MATERIALS AND METHODS

Bacterial strains, plasmids, and growth conditions.

All strains and plasmids used in this study are listed in Table S1 in the supplemental material. S. pneumoniae D39 was routinely grown on tryptic soy agar (TSA) supplemented with 5% sheep blood or cultured in Todd-Hewitt broth with 0.2% yeast (THY) and 0.5% Oxyrase (catalog number OB-0100; Oxyrase) or in a chemically defined medium (CDM) (50) supplemented with 1% glucose, 10% choline, and 0.5% Oxyrase at 37°C in an atmosphere of 5% CO2. When appropriate, chloramphenicol (4 μg/mL), spectinomycin (150 μg/mL), kanamycin (200 μg/mL), erythromycin (0.3 μg/mL), or neomycin (20 μg/mL) was added to S. pneumoniae D39 cultures. Strains and plasmids used in this study. Download Table S1, DOCX file, 0.02 MB.

Transformation.

To generate competent S. pneumoniae D39 cells, wild-type D39 cells were grown in 7.5 mL THY supplemented with 0.013 N HCl and 0.05% glycine at 37°C in an atmosphere of 5% CO2 to an optical density at 600 nm (OD600) of 0.05 to 0.1. Cells were diluted into 1 mL THY to an OD600 of 0.03; supplemented with a solution containing 10 mM NaOH, 0.2% bovine serum albumin (BSA), 1 mM CaCl2, and 0.2 μg/mL competence-stimulating peptide 1 (CSP-1); and placed in a 37°C water bath for 14 min. Following incubation, ~850 ng of donor DNA was added, and cells were allowed to recover at 37°C with 5% CO2 for 1 h, followed by plating onto TSA plates supplemented with 5% sheep blood and the appropriate antibiotic.

Construction of mutant strains.

All S. pneumoniae D39 deletion mutants, listed in Table S1, were generated by transforming competent S. pneumoniae D39 cells with linear DNA containing upstream and downstream sequences that facilitate homologous recombination and were generated by Gibson assembly of PCR amplicons using the primers listed in Table S2. All strains were confirmed by sequencing the locations of the chromosome containing the relevant alterations. Specific constructs are described further here. To delete rgg1518 (strain IL20), a PCR-generated upstream flanking region (UFR) amplicon and a downstream flanking region (DFR) amplicon were joined with a chloramphenicol resistance cassette by Gibson assembly using NEBuilder HiFi DNA assembly master mix (New England BioLabs [NEB]). Strain IL40 (Δrio83 Δrio84::spec) was constructed by Gibson assembly using a spectinomycin resistance cassette.
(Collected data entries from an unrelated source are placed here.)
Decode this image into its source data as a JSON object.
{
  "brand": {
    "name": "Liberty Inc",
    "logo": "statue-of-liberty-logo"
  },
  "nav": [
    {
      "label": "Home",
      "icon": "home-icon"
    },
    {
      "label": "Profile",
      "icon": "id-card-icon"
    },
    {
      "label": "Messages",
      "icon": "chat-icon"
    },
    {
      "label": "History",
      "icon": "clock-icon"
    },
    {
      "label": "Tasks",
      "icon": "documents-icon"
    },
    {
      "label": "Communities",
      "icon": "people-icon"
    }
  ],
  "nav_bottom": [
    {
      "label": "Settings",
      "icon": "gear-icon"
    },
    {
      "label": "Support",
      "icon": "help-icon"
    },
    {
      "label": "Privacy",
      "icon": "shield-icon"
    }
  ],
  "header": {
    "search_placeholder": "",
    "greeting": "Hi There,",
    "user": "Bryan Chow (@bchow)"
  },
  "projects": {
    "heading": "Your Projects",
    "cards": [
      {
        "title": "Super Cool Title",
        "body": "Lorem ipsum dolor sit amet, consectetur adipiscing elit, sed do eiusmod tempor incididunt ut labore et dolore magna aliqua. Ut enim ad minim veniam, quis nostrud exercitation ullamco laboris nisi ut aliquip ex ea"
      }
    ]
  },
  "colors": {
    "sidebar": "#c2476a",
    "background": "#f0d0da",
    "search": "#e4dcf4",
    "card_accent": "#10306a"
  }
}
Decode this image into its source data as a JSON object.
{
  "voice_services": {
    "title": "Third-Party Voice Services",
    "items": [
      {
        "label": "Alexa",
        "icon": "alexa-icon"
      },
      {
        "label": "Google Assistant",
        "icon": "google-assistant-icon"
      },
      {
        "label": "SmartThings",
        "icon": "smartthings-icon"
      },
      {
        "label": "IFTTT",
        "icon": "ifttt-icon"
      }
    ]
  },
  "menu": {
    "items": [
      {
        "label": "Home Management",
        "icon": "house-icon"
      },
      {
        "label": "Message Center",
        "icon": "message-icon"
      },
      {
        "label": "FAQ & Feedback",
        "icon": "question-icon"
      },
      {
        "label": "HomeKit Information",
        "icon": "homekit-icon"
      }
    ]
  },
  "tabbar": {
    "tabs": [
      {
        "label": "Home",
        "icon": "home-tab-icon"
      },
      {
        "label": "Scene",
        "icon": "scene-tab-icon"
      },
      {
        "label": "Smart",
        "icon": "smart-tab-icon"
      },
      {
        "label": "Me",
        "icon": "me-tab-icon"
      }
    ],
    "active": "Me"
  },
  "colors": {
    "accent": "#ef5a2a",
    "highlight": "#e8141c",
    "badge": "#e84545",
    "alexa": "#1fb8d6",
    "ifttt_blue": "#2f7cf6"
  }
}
Strain IL108 contains a deletion of the noncoding RNA srf-02 (Δsrf-02::erm) without disrupting the overlapping sORF rio3; the UFR encompasses the first 17 nucleotides of srf-02. To generate the missense point mutations in strains IL91 (rio03) and IL101 (rio83), special oligonucleotides were designed to replace the start codon ATG with the glycine codon GGG. To generate strain IL91, two DNA fragments were generated using primer pairs ILp355/ILp356 and ILp354/KTp043, and overlapping PCR was performed to generate a PCR amplicon with the start codon mutation in rio3, which was subsequently used as the template to amplify the UFR for the construct. To generate strain IL101, overlapping PCR was performed as described above, using primer pairs ILp170/ILp161 and ILp169/ILp166. Primers used for the construction of the strains used in this study. Download Table S2, DOCX file, 0.03 MB.

Construction of chromosomal luxAB reporters.

To assess the expression levels of spv_1517, the intergenic region between spv_1517 and spv_1518 was amplified using a DNA template containing start codon mutations (GGG in place of ATG) in both rio83 and rio84. To attain the DNA amplicon containing the missense mutations, overlapping PCR was performed using primer pairs ILp166/ILp167 and ILp168/ILp161 for rio84 and primer pairs ILp170/ILp161 and ILp169/ILp166 for rio83. Overlapping PCR combined the two mutations on one DNA amplicon. The resulting linear piece of DNA was then used as a template to amplify the promoter region for spv_1517 using primer pair ILp161/ILp166. Using Gibson assembly, the upstream region of the bga locus was fused to the promoter fragment and linked to luxAB of pJC156, followed by Pc and the kanamycin resistance cassette from CP1296 and flanked downstream by 2,000 bp of the bgaA gene. The resulting reporter construct was transformed into wild-type D39, IL20 (Δrgg1518), IL40 (Δrio83 Δrio84::spec), and IL101 (rio83). To generate strain IL93 (Δrio83 Δrio84::spec bgaA::P,Pc-kan-Pc-rio84), the luciferase reporter constitutively expressing rio84 driven by the Pc promoter and genomic DNA from strain IL81 (bgaA::P,Pc-kan) were used as the template to amplify the reporter construct using primer pair ILp387/ILp264, which was then linked to the constitutive promoter Pc and fused to rio84 using Gibson assembly. This construct was transformed into wild-type D39 and IL40 (Δrio83 Δrio84::spec).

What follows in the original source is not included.